Preheat oven to 425 degrees F. Toss cherry tomatoes with avocado oil, thinly sliced lemon rind, sugar, garlic powder, salt, and 1 tablespoon chili onion crunch. Place evenly on a silpat lined baking sheet and place in the oven to cook for 20 minutes. After 20 minutes, turn temperature up to broil and broil for 3 minutes, until blistered and slightly blackened.
Once the tomatoes go in the oven, add the cottage cheese to a blender or food processor and blend until completely smooth. Set aside in fridge for later.
In a small bowl, whisk together oil, freshly grated ginger, sliced green onion, 2 teaspoons of chili crunch, and a small pinch of salt. Set aside.
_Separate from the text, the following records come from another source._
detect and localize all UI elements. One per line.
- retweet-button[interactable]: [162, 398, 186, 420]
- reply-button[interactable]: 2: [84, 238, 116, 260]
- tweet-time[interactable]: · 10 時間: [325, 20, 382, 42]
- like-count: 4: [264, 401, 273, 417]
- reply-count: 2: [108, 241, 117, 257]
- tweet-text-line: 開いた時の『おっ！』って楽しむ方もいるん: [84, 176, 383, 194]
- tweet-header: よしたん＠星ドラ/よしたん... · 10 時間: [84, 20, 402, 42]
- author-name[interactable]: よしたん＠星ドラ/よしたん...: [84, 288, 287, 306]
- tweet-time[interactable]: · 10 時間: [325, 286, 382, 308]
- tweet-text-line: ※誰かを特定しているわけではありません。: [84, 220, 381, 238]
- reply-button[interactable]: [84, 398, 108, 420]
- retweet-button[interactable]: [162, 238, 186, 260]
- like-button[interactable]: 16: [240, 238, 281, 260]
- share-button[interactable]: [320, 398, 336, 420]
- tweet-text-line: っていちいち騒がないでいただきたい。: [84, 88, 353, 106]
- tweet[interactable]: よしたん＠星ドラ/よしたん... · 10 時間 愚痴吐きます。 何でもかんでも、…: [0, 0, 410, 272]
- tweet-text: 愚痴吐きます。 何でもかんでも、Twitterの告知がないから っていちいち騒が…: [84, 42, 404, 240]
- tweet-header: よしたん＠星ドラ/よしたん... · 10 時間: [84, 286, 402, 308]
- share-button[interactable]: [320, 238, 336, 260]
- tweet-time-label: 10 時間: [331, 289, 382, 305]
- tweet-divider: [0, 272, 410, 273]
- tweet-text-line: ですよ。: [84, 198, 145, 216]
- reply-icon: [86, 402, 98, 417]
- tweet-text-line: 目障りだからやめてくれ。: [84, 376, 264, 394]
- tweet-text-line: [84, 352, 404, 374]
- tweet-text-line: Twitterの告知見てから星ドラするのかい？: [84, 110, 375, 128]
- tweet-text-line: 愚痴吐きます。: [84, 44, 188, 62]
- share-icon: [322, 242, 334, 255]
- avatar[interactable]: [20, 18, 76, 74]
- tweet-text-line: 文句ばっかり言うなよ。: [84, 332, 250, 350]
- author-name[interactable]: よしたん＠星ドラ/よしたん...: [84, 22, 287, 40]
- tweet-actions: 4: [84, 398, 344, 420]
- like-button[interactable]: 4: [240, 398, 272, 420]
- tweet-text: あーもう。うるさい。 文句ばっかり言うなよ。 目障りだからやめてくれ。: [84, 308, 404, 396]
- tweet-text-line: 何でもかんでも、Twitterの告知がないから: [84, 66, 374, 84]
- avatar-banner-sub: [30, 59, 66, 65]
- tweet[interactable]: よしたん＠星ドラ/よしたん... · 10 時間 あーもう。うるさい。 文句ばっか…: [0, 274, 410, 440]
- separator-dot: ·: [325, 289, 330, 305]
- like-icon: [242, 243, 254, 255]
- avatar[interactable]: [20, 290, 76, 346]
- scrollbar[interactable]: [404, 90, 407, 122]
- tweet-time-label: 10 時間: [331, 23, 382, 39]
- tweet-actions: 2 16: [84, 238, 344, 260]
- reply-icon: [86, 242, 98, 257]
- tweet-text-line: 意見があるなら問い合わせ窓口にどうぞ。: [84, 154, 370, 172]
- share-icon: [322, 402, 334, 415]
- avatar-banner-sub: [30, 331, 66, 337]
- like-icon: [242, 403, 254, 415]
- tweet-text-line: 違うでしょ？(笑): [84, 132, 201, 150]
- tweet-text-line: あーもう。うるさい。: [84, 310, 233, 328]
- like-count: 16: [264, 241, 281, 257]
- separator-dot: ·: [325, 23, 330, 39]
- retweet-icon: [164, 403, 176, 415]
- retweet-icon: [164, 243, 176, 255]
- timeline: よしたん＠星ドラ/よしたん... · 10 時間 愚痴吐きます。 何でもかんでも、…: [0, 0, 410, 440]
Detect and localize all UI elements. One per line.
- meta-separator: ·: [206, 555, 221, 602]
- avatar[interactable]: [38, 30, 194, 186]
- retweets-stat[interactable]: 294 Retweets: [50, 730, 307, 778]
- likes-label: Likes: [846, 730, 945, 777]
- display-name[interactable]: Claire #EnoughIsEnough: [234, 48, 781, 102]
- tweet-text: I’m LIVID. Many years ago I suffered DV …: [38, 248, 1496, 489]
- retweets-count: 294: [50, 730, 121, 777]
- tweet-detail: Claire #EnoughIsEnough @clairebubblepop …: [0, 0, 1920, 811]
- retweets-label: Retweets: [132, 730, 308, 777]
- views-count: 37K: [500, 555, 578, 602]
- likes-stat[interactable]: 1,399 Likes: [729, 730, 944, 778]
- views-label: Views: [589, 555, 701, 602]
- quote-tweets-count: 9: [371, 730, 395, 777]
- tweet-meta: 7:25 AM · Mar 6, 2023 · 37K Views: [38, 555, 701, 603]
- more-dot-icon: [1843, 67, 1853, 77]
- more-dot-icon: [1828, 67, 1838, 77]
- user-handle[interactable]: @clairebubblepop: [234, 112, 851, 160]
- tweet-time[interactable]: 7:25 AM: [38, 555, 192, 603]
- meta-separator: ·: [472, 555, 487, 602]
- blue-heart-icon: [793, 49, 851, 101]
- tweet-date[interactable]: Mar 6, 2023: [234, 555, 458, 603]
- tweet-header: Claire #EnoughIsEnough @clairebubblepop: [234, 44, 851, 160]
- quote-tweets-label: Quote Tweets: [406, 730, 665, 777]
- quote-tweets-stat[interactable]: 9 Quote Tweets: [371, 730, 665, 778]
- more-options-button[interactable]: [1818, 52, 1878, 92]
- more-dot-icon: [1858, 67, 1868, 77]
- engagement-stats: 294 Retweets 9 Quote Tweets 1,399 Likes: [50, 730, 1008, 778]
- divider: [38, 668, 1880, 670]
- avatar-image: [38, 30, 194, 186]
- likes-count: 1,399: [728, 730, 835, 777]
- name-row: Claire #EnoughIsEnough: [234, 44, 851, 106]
Lastly, place a medium sized nonstick pan over medium-high heat and spray with avocado oil spray. Sprinkle salt on both sides of the chicken. Once pan is very hot, place chicken thighs in the pan to sear. Let the chicken thighs brown for 5-6 minutes or until golden, then flip and cook for another 5-6 minutes or until the chicken hits an internal temperature of 165 degrees F. Let chicken rest for 3-4 minutes before slicing into strips.
Divide the whipped cottage cheese into two bowls and then do the same with the chicken. Squeeze a small amount of the japanese bbq sauce on top of the chicken then finish with dividing the cherry tomatoes between the two bowls and top with the ginger chili oil and green onions for garnish.